Sunburst took his mother by her arm to the back of the airship to the docking port hatch. He opened it and the rain and storm blew inside. Sunburst pulled the handle on the emergency life raft compartment and the panel blew off its hinges and the connected raft began to rapidly inflate. The pitch of the dive steepened and the forward bilges burst from the heat of the flames. Everything began to glow orange in the light of the growing fire.

Another bilge ruptured above them. The roaring wind of the storm was drowned out by the wind rushing past them as they plummeted through the sky. Sunspot braced his legs against the console and pulled back on the yoke with everything he had. The altimeter spun down at a dizzying pace. But he didn't let go. The cabin and cockpit began to fill with smoke. But he didn't let go. He could feel his shoulders dislocating as the airship's elevators fought him. But he didn't. Let. Go.

Sunspot screamed in agony as he fought to level out the ship one last little bit. The bow of the cabin smashed into the rough surf of the sea, breaking the spine of the ship. Sunburst and Steller Flare were thrown from their feet into the floor of the raft from the impact.

The raft automatically detached from the inflation port as the hull hit water. Steller screamed out to her husband again and again as the front half of the ship buckled and was subsumed by the surf. The aft of the ship lifted out of the water for a moment. The awning of the air bladder burned a bit longer before being pulled under along with the rest of the cab, leaving the mother and son alone in the dark of the raging storm.

Steller cried out into the storm and surf for her missing husband until her throat was sore. The next flash of lightning gave Sunburst a glimmer of hope. A shape on the horizon. Maybe it was an island. Maybe it was just another dark cloud. But anywhere was better than where they were. He grabbed a plank of wood from the water to use as a paddle and tried with all his effort to make their way out of the storm.

The muscles in Sunburst's arms were burning by the time he managed to get them out from under the rain bands. Away from the clouds, the dark shape on the horizon was only silhouetted against the stars in the moonless sky.
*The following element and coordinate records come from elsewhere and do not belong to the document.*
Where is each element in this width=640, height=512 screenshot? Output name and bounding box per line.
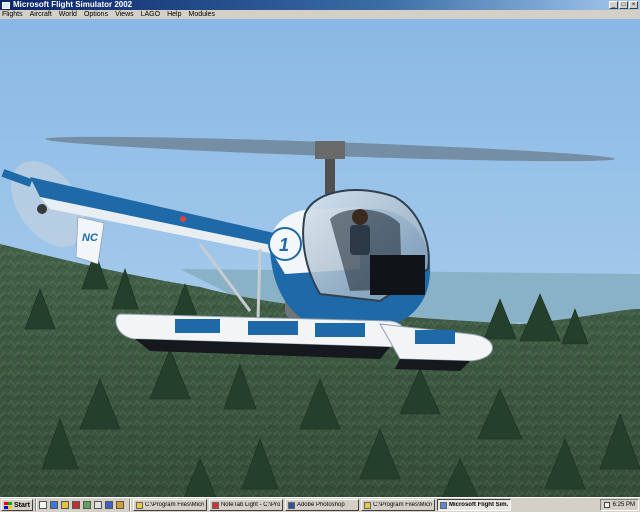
menu-modules[interactable]: Modules <box>188 10 214 19</box>
menu-aircraft[interactable]: Aircraft <box>30 10 52 19</box>
taskbar-separator <box>34 499 37 511</box>
task-button-explorer-1[interactable]: C:\Program Files\Micros... <box>132 499 207 511</box>
start-label: Start <box>14 501 30 509</box>
flight-sim-icon <box>439 501 447 509</box>
photoshop-icon <box>287 501 295 509</box>
task-button-photoshop[interactable]: Adobe Photoshop <box>284 499 359 511</box>
menu-options[interactable]: Options <box>84 10 108 19</box>
maximize-button[interactable]: □ <box>619 1 628 9</box>
title-bar: Microsoft Flight Simulator 2002 _ □ × <box>0 0 640 10</box>
task-button-flight-sim[interactable]: Microsoft Flight Sim... <box>436 499 511 511</box>
taskbar: Start C:\Program Files\Micros... NoteTab… <box>0 497 640 512</box>
menu-bar: Flights Aircraft World Options Views LAG… <box>0 10 640 19</box>
task-button-explorer-2[interactable]: C:\Program Files\Micros... <box>360 499 435 511</box>
menu-views[interactable]: Views <box>115 10 134 19</box>
menu-world[interactable]: World <box>59 10 77 19</box>
menu-help[interactable]: Help <box>167 10 181 19</box>
system-tray: 6:25 PM <box>599 499 639 511</box>
window-title: Microsoft Flight Simulator 2002 <box>13 0 133 9</box>
volume-icon[interactable] <box>603 502 610 508</box>
close-button[interactable]: × <box>629 1 638 9</box>
quick-launch-folder-icon[interactable] <box>115 501 124 509</box>
minimize-button[interactable]: _ <box>609 1 618 9</box>
door-number: 1 <box>279 235 289 255</box>
simulator-viewport[interactable]: NC 1 <box>0 19 640 497</box>
folder-icon <box>363 501 371 509</box>
start-button[interactable]: Start <box>1 499 33 511</box>
task-button-notetab[interactable]: NoteTab Light - C:\Pro... <box>208 499 283 511</box>
internet-explorer-icon[interactable] <box>49 501 58 509</box>
outlook-icon[interactable] <box>60 501 69 509</box>
quick-launch-doc-icon[interactable] <box>93 501 102 509</box>
clock[interactable]: 6:25 PM <box>613 502 635 508</box>
menu-flights[interactable]: Flights <box>2 10 23 19</box>
folder-icon <box>135 501 143 509</box>
taskbar-separator <box>128 499 131 511</box>
tail-registration: NC <box>82 232 99 244</box>
quick-launch-tool-icon[interactable] <box>82 501 91 509</box>
show-desktop-icon[interactable] <box>38 501 47 509</box>
quick-launch-media-icon[interactable] <box>104 501 113 509</box>
menu-lago[interactable]: LAGO <box>141 10 160 19</box>
flight-sim-app-icon[interactable] <box>2 1 10 9</box>
windows-logo-icon <box>4 501 12 509</box>
quick-launch-app-icon[interactable] <box>71 501 80 509</box>
notetab-icon <box>211 501 219 509</box>
window-controls: _ □ × <box>609 1 638 9</box>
He couldn't tell if it looked a little bigger, a little closer, or if he was just imagining it. But he was too tired in either case. He pulled the plank into the raft with him and rolled over onto his back, panting on the raft floor, slumped against the inflated inner-tube with his limp arms at either side of him. His mother had already cried herself to sleep. His exhaustion had him soon joining her.